7/10
Self-destruction before destruction
13 October 2023
Adapted from the novel by Malcolm Lowry, John Huston's 8 1/2 and Leaving Las Vegas, Under the Volcano is a tale of inaction around a man who simply and actively refuses to make decisions anymore, choosing to lose himself in a hazy life of constant drunkenness. Set in the very earliest days of WWII in Mexico, it's a portrait of a man who knows, on some deep level, the amount of death about to come into the world and his insignificance in the face of it, his inability to change it. It's almost Peter Weir-like.

Geoffrey Firmin (Albert Finney) is a former British consul to Mexico who has resigned his post but refuses to leave the country. Drunk, he bemoans that his wife has divorced him while teetering from one watering hole to another, taking over the microphone at a Red Cross gathering to inanely babble about the coming death and the Red Cross' incredible needs that will be coming. The trick is that he's completely cut himself off from the world, including his wife who keeps writing him letters that he refuses to open and keeps in his coat pocket at all times. When she does arrive, Yvonne (Jacqueline Bisset) finds the broken man who had once been her husband drunken asleep in a dingy bar.

The bulk of the film is the two trying to connect once more as Geoffrey wanders the city of Quauhnahuac while he also interacts with his half-brother Hugh (Anthony Andrews), a reporter who covered the Spanish Civil War and has come to Mexico to investigate Nazi efforts at influence in Mexico. There are a lot of conversations, mostly between Hugh and Yvonne and some locals, about the failure of the fight against Franco in Spain and the burgeoning war in Europe, all while Geoffrey does everything he can to elude the subject and find another drink. There are hints of The Lost Weekend when Geoffrey madly runs around his house, hitting every secret spot, looking for one more drink.
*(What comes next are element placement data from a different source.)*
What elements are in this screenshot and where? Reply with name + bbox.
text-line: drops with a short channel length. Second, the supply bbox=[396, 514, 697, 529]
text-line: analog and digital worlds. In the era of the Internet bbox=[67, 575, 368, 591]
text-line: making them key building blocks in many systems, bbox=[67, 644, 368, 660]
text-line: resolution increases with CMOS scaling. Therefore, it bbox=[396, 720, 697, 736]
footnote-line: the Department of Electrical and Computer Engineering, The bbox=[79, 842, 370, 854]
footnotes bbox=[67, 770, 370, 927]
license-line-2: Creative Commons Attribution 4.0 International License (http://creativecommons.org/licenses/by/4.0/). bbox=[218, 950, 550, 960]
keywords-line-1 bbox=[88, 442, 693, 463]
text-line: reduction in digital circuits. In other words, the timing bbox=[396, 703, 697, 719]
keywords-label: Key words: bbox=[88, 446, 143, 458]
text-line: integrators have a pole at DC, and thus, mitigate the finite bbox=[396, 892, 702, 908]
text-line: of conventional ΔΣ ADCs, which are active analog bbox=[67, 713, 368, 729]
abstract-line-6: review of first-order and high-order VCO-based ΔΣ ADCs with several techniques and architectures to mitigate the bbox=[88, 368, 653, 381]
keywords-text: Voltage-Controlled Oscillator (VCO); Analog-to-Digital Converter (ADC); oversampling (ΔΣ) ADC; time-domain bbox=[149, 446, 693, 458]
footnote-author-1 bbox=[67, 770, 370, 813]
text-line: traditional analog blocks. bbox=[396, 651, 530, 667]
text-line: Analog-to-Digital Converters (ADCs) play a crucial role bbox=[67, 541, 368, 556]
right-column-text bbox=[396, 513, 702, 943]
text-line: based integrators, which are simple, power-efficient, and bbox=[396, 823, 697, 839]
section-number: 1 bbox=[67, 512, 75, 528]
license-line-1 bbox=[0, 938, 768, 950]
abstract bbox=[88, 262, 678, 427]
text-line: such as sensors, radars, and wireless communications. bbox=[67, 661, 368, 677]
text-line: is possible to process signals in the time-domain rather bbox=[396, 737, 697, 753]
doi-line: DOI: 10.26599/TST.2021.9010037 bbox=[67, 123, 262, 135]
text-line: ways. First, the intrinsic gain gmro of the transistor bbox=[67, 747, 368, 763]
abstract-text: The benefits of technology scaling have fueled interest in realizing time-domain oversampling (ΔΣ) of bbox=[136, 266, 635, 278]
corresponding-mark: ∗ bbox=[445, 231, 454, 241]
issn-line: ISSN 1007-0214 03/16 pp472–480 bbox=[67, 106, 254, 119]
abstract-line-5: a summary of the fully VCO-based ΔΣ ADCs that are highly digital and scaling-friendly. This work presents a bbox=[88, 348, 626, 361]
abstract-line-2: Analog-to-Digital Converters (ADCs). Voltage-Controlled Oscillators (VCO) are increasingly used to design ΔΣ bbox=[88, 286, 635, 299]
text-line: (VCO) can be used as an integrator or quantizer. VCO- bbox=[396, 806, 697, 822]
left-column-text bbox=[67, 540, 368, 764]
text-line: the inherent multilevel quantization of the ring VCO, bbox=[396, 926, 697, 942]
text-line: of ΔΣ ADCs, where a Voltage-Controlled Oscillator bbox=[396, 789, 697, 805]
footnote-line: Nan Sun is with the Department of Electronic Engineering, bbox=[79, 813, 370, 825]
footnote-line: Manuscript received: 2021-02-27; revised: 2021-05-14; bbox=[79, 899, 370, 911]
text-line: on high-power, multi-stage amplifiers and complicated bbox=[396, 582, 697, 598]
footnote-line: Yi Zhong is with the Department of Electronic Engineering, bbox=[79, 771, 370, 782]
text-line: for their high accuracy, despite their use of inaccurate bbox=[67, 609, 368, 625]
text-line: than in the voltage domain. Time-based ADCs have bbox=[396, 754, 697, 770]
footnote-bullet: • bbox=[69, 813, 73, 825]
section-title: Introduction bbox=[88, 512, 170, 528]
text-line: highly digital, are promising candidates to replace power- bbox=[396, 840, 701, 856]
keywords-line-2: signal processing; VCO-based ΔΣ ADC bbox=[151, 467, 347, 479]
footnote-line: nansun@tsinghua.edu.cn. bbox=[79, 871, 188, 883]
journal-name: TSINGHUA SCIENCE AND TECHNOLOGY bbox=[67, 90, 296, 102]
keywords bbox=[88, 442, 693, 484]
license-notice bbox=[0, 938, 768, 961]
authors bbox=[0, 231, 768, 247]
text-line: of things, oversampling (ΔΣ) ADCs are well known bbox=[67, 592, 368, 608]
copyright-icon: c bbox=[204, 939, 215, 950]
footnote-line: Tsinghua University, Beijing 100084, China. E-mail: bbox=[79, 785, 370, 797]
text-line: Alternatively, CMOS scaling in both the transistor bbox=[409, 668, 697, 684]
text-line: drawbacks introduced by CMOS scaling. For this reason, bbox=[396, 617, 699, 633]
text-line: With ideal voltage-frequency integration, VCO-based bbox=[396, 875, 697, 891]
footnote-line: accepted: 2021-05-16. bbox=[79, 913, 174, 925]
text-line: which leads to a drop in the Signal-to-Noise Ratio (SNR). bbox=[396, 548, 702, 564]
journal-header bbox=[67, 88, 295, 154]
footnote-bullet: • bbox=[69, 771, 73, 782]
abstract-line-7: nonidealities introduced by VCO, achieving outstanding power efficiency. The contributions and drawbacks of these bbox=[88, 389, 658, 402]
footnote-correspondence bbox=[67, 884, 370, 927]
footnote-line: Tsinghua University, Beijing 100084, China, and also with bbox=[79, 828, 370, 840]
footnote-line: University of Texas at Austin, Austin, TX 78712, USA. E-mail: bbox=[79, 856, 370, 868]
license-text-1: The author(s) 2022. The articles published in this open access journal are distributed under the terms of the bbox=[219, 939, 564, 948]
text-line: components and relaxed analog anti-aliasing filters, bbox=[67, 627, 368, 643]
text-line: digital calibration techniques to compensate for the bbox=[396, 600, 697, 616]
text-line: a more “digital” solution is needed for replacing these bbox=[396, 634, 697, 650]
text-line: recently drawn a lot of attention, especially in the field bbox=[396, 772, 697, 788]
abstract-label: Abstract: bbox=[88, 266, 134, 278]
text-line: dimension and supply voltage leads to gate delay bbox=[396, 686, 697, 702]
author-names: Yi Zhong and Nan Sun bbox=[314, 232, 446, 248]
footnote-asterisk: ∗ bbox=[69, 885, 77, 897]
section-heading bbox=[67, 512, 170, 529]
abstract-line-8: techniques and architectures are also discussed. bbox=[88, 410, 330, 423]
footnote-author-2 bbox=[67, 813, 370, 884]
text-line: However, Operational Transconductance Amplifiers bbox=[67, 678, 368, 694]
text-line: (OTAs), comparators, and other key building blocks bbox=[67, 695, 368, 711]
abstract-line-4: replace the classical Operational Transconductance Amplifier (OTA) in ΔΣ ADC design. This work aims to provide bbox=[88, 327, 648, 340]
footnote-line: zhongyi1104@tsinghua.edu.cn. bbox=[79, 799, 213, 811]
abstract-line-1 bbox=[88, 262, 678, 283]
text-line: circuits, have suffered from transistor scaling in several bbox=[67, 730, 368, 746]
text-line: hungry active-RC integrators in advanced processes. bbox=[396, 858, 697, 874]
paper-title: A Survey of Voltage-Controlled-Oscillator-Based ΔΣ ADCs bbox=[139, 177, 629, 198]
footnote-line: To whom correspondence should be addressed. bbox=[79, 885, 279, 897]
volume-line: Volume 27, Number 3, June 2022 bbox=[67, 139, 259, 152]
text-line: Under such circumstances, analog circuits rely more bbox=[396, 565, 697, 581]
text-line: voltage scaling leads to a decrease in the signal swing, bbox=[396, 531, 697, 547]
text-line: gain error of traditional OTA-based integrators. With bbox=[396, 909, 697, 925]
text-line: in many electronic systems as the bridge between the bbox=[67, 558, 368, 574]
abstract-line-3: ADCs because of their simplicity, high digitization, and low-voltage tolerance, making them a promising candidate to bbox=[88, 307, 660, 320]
It is the portrait of a man who seems to be drinking because of his powerlessness, who has watched the world go into the worst direction despite his efforts, and all he has to look forward to is death. The talk of the defeat of the Republican forces in Spain (really, communist) while the world watches the rise of Nazism, touching so far as Mexico, is prone to defeatist thinking in certain quarters. It's interesting to see Huston making this in the 80s, I assume it's a reaction on his part to the rise of Reaganism, but it also feels like the angry work of a younger man.

One of the really interesting things in the film is the heavy use of Day of the Dead imagery to help bolster the feeling of the film. It starts with an interesting title sequence (similar to Wise Blood, also produced by Michael Fitzgerald), and it extends deeper into the film as skeletons dot the frame here and there, all while the nihilistic conversations occupy the center of the frame. It provides this interesting contrast between the celebration of death in a positive way with the talk of all-encompassing death that would become WWII (Huston's earlier obsessions over the atomic bomb, unable to be directly mentioned here because of the timeframe, are an obvious shadow over the events in this film).

Geoffrey is forced to confront his inaction, and he does everything to run away from all of it. He throws drinks into his face, eventually running into a bordello and spending time with a prostitute that Yvonne walks in on, breaking her heart since she had come to Mexico to try and reconnect with him. It's a spiral down that ends inevitably.

The film overall is an interesting look at self-destruction in the face of a larger destructive force, of nihilism going to its inevitable conclusion. Anchored by a dedicated performance from Finney, who gives his voice and facial expressions to every little mannerism he can. Bisset and Andrews are the supporting structure to it, acting the straight roles to the manic one provided by Finney, and they are a necessary counterweight. Huston brings his practiced, professional eye to the proceedings as well, offering nothing flashy but just providing a stable canvas on which his performers to play.

Under the Volcano is not Huston's best work, but it's an interesting look at hopelessness and inaction carried by a strong central performance. It's not of great note, but it's something of a throwback to his period around The Roots of Heaven in the middle of his final stage of more mainstream work.